Ihre erstmalige Krönung zur französischen Königin in der Kathedrale von St. Denis erlebte die nun fünfzehnjährige Anne de Bretagne dann 1492, zudem wurde sie Königin von Sizilien und Jerusalem. Diese Ehe, „ordnungsgemäß vollzogen“, war allerdings auch nicht von allzu langer Dauer. Zunächst starben alle Kinder des jungen Ehepaars sehr früh und der lebenslustige König selbst hatte unglaubliches Pech: erst 27 Jahre alt, stieß er sich bei einem Unfall auf Schloss Amboise so heftig den Kopf, dass er kurz darauf an einer Hirnblutung starb und die gerade 21-jährige Anne zur Witwe machte.

Da Karl VIII. keinen erbefähigen Nachkommen hatte, wurde sein Cousin Ludwig von Orleans als Louis XII. neuer König von Frankreich. Der war 15 Jahre älter als Anne de Bretagne und damals schon seit 22 Jahren mit Jeanne de Valois (Jeanne de France) verheiratet. Aber da seine Ehe kinderlos geblieben war, nutzte Ludwig sein gutes Verhältnis zu Papst Alexander VI. und ließ seine erste Ehe kurz nach seiner Thronbesteigung Ende 1498 annullieren.
Die dritte Ehe

Der Weg war damit frei für eine neue Hochzeit. Und auf wen fiel wohl seine Wahl? Richtig: wenige Tage nach der Annullierung seiner ersten Ehe im Januar 1499, heiratete der neue König die Witwe seines Cousins, die Herzogin der Bretagne, damit Frankreich die Ansprüche auf deren Herzogtum behielt. Anne de Bretagne erbte damit zugleich alle Titel ihres neuen Mannes Ludwig XII. und wurde 1504 zum zweiten Mal zur Königin von Frankreich gekrönt.
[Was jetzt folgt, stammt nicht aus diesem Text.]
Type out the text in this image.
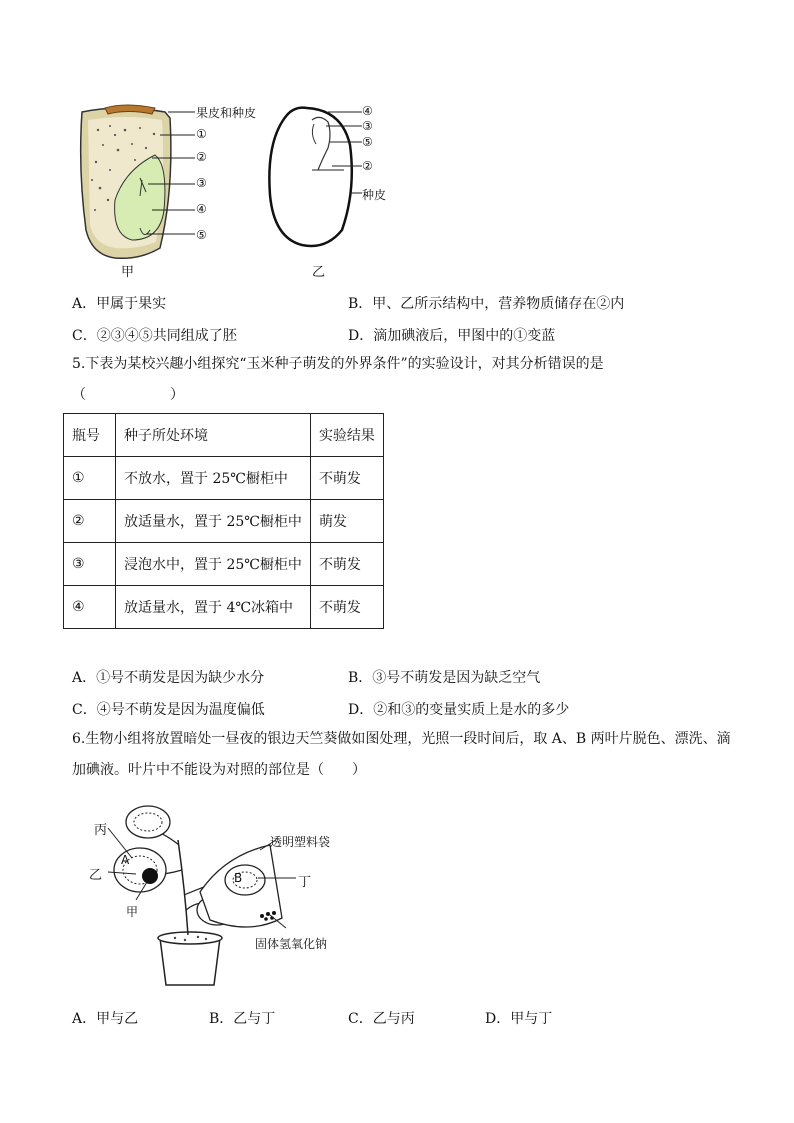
果皮和种皮
①
②
③
④
⑤
甲
④
③
⑤
②
种皮
乙
A．甲属于果实	B．甲、乙所示结构中，营养物质储存在②内
C．②③④⑤共同组成了胚	D．滴加碘液后，甲图中的①变蓝
5.下表为某校兴趣小组探究“玉米种子萌发的外界条件”的实验设计，对其分析错误的是
（　　　　　　）
瓶号	种子所处环境	实验结果
①	不放水，置于 25℃橱柜中	不萌发
②	放适量水，置于 25℃橱柜中	萌发
③	浸泡水中，置于 25℃橱柜中	不萌发
④	放适量水，置于 4℃冰箱中	不萌发
A．①号不萌发是因为缺少水分	B．③号不萌发是因为缺乏空气
C．④号不萌发是因为温度偏低	D．②和③的变量实质上是水的多少
6.生物小组将放置暗处一昼夜的银边天竺葵做如图处理，光照一段时间后，取 A、B 两叶片脱色、漂洗、滴
加碘液。叶片中不能设为对照的部位是（　　）
丙
A
乙
甲
B	丁
透明塑料袋
固体氢氧化钠
A．甲与乙	B．乙与丁	C．乙与丙	D．甲与丁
Ihre Titel konnten sich nun sehen lassen: Königin von Frankreich, Königin von Sizilien, Apulien, Kalabrien und Neapel, außerdem Königin von Jerusalem und neuerdings Herzogin von Mailand – und sie blieb zudem Herzogin der Bretagne, aber mit dem Versprechen der Einbindung dieses Herzogtums in Frankreich, sollte kein zweiter männlicher Nachkomme es erben – der erste Sohn würde Dauphin von Frankreich werden.

Aber Anne schenkte nie einem Sohn das Leben, der das Erwachsenenalter erreicht hätte – obwohl sie insgesamt elf Kinder (in beiden Ehen) gebar. Nur zwei ihrer Töchter überlebten. Die ältere von ihnen, Claude, war formal die letzte bretonischen Erbin – sie heiratete aus politischen Gründen Herzog Francois von Angouleme. Als der später als Franz I. König von Frankreich wurde, übernahm er endgültig die Bretagne in französischen Besitz und integrierte sie nach Claudes frühem Tod ins französische Königreich. Dabei entmachtete er 1532 das bretonische Parlament. An die Königin (Reine) Claude soll – der Legende nach – die ihr zu Ehren erfolgte Benennung der damals gerade durch den Hofgärtner gezüchteten neuen Pflaumensorte „Reineclaude“ erinnern.

Annes zweite Tochter Renée de France wurde 18-Jährig mit Ercole II. d’Este, dem italienischen Herzog von Ferrara, Modena und Reggio verheiratet und starb als letzte Nachfahrin der Bretonen-Herzöge 63-jährig im Jahr 1574.